In [None]:
import numpy as np
import pandas as pd
from keras.models import Sequential
from keras.layers import LSTM,Dense
import matplotlib.pyplot as plt

from keras.models import load_model

## Prediction of Closing Price of Stock LSTM
The goal is to predict the Closing Price behavior of a single company by predicting `n` coming days (`forward_days`), using as input the `m` past days (`look_back`).

### (Prevendo o preço de uma ação no mercado de ações)

O objetivo é prever o que acontecerá com o valor de fechamento de uma ação em `n` dias (`forward_days`), tendo como base os `m` dias anteriores (`look_back`).

In [None]:
look_back = 40
forward_days = 10
num_periods = 20

First, just open the CSV using Pandas, set the `Date` as index and keep only the Closing Price column.

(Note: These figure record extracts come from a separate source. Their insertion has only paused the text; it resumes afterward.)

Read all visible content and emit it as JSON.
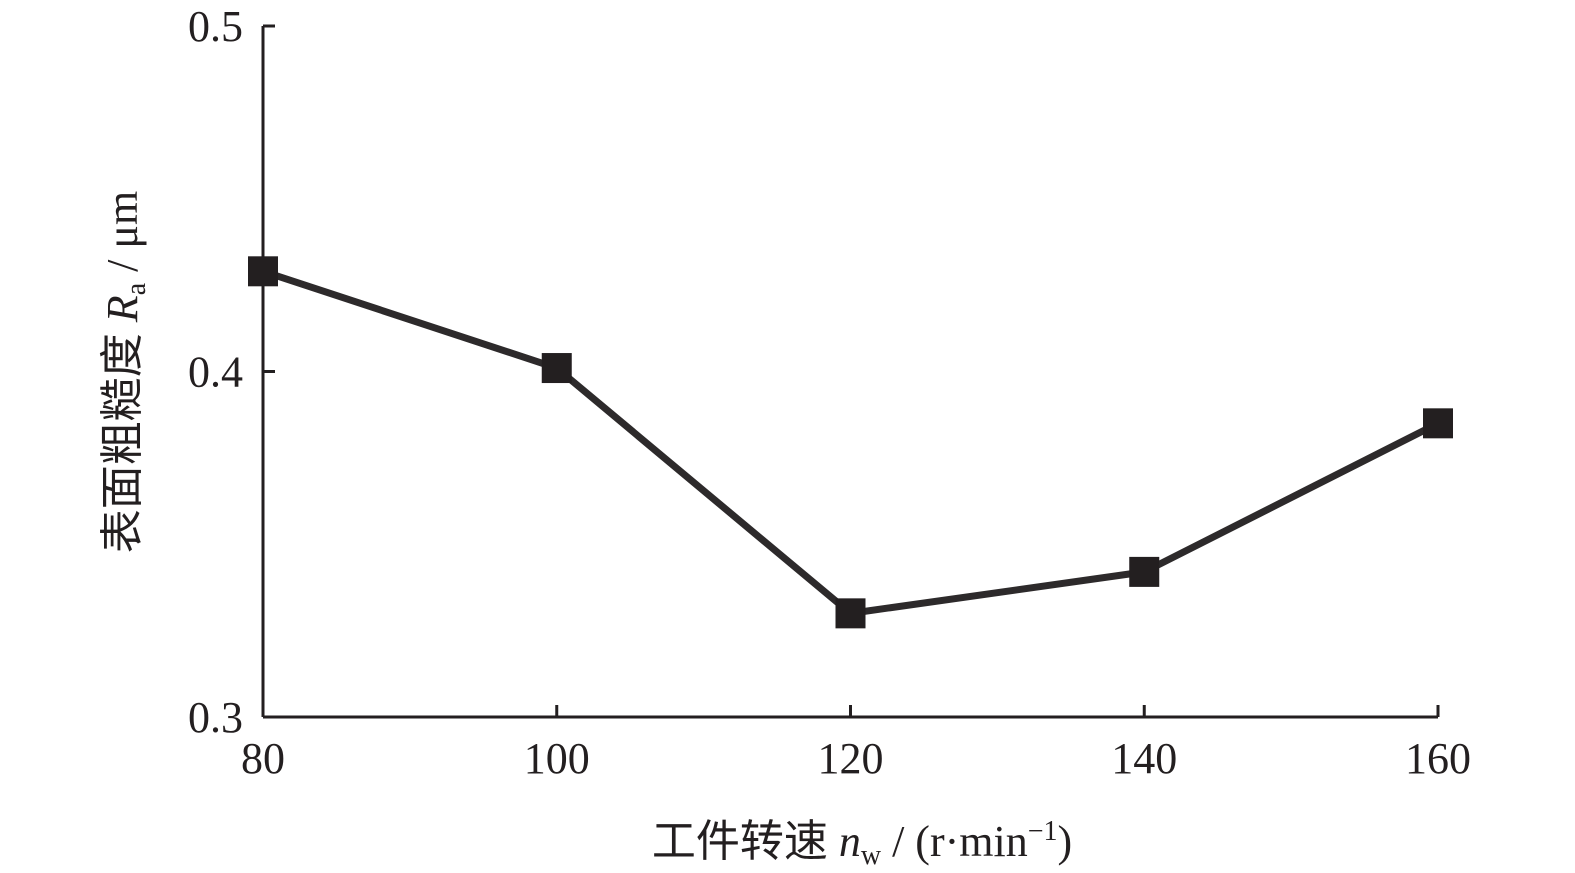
{
  "chart_data": {
    "type": "line",
    "xlabel": {
      "prefix": "工件转速 ",
      "var": "n",
      "sub": "w",
      "unit_open": " / (r·min",
      "sup": "−1",
      "unit_close": ")"
    },
    "ylabel": {
      "prefix": "表面粗糙度 ",
      "var": "R",
      "sub": "a",
      "unit": " / μm"
    },
    "xlim": [
      80,
      160
    ],
    "ylim": [
      0.3,
      0.5
    ],
    "x_ticks": [
      80,
      100,
      120,
      140,
      160
    ],
    "x_tick_labels": [
      "80",
      "100",
      "120",
      "140",
      "160"
    ],
    "y_ticks": [
      0.3,
      0.4,
      0.5
    ],
    "y_tick_labels": [
      "0.3",
      "0.4",
      "0.5"
    ],
    "grid": false,
    "series": [
      {
        "marker": "square",
        "color": "#231f20",
        "x": [
          80,
          100,
          120,
          140,
          160
        ],
        "values": [
          0.429,
          0.401,
          0.33,
          0.342,
          0.385
        ]
      }
    ]
  }
}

Primeiro, vamos abrir o CSV com o Pandas, colocar as datas como index e manter apenas a coluna que queremos prever, que é o preço de fechamento.

In [None]:
#open the csv, chose company_N, where N = {A, B, C or D}
df = pd.read_csv('data/company_A.csv')
#set date as index
df['Date'] = pd.to_datetime(df['Date'])
df.set_index('Date', inplace=True)
#keep only the 'Close' column
df = df['Close']

df.head()

In [None]:
len(df)

### Data visualization  ( Vizualizando os dados )

In [None]:
plt.figure(figsize = (15,10))
plt.plot(df, label='Company A')
plt.legend(loc='best')
plt.show()

### Data normalization  ( Normalizando os dados )

In [None]:
array = df.values.reshape(df.shape[0],1)
array[:5]

In [None]:
from sklearn.preprocessing import MinMaxScaler
scl = MinMaxScaler()
array = scl.fit_transform(array)
array[:5]

### Split the data in Data to Train/Validate the LSTM and Data to Test the model

The Test set will be the last `k` (`num_periods`) periods we want test the model. In each period, the model will predict the next `n` coming days. The remaning data will be used for Train/Validation.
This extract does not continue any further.